Hyper-VM is currently available only on VMware Horizon, and VMware plans to release a new version of the product in 2019.
With Hyper-VE, VMware now offers a number of other cloud-based applications and technologies, such the Cloud Platform Management Server, Hyper Storage Manager, and the Cloud Management Server.
It is unclear exactly how much of VMware’s revenue comes from the VM business, but the company said in its Q4 2018 earnings call that it expects the business to lose a few billion dollars.
“The VM business was a real winner for VMware,” said Mark Wozniak, senior vice president of the Enterprise and Consumer Solutions group at HP, in a recent interview with CNBC.

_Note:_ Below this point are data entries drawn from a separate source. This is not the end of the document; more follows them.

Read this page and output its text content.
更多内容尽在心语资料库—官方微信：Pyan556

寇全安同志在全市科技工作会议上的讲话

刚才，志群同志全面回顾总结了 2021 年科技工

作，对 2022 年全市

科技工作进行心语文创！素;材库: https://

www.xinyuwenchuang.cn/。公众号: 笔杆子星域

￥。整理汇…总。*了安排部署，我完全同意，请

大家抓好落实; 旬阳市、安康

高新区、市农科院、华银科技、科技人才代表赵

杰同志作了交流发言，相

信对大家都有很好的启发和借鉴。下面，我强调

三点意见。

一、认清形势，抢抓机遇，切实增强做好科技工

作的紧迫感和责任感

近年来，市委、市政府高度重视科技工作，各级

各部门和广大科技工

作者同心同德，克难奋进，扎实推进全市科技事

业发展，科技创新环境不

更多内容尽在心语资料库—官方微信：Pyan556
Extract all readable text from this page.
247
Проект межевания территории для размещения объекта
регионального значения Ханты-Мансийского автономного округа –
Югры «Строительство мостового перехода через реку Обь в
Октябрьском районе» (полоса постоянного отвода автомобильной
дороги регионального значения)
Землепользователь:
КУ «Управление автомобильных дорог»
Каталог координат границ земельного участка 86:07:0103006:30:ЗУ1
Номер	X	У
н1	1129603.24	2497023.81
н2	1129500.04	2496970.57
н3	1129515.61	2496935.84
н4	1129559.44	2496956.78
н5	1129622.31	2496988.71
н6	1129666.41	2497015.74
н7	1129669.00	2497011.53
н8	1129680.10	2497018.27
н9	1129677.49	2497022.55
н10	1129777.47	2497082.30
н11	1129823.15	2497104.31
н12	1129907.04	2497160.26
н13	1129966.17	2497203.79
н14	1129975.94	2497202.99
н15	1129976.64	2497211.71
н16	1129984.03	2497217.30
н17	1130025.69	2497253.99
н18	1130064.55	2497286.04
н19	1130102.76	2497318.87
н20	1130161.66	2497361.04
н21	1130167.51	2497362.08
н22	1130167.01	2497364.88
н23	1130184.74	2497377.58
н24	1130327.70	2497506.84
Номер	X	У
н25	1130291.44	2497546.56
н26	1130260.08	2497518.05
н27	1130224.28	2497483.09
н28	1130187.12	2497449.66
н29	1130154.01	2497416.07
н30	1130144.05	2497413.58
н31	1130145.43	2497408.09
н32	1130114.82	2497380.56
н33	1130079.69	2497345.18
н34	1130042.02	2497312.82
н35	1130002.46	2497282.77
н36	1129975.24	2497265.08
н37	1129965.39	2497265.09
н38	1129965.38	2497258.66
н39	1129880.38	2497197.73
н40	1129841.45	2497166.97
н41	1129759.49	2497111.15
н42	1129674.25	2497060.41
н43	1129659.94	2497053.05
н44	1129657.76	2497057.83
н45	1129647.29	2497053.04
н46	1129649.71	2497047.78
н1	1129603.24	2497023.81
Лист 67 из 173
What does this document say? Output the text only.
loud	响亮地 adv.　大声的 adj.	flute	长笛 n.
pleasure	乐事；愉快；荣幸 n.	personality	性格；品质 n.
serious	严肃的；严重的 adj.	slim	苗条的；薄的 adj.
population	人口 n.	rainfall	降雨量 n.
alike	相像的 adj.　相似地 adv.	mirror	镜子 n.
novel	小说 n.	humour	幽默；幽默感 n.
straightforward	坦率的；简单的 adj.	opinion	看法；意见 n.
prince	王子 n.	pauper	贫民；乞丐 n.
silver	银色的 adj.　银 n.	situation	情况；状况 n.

“It’s the biggest value of all.
And it’s still going strong.”
Woznisak said that while VMware had not released specific numbers on the impact of VMware Fusion on its financials, the company expected its sales to decline because the demand for virtualization has waned.
But that could be a good thing for VMware because it could increase its revenue.
According to a report by Gartner, VMware is one of the most profitable companies in the world with $15.3 billion in revenue in 2017.
“Virtualization and the cloud computing boom is really a key driver for VMware revenue growth,” said Alex Giannapoulis, an analyst with Gartners.
“VMware has been a pioneer in the industry for a long time, and it has a lot of growth potential going forward.
It’s a good business for them to be in and they need to focus on their customers.”
A VMware spokesperson declined to comment.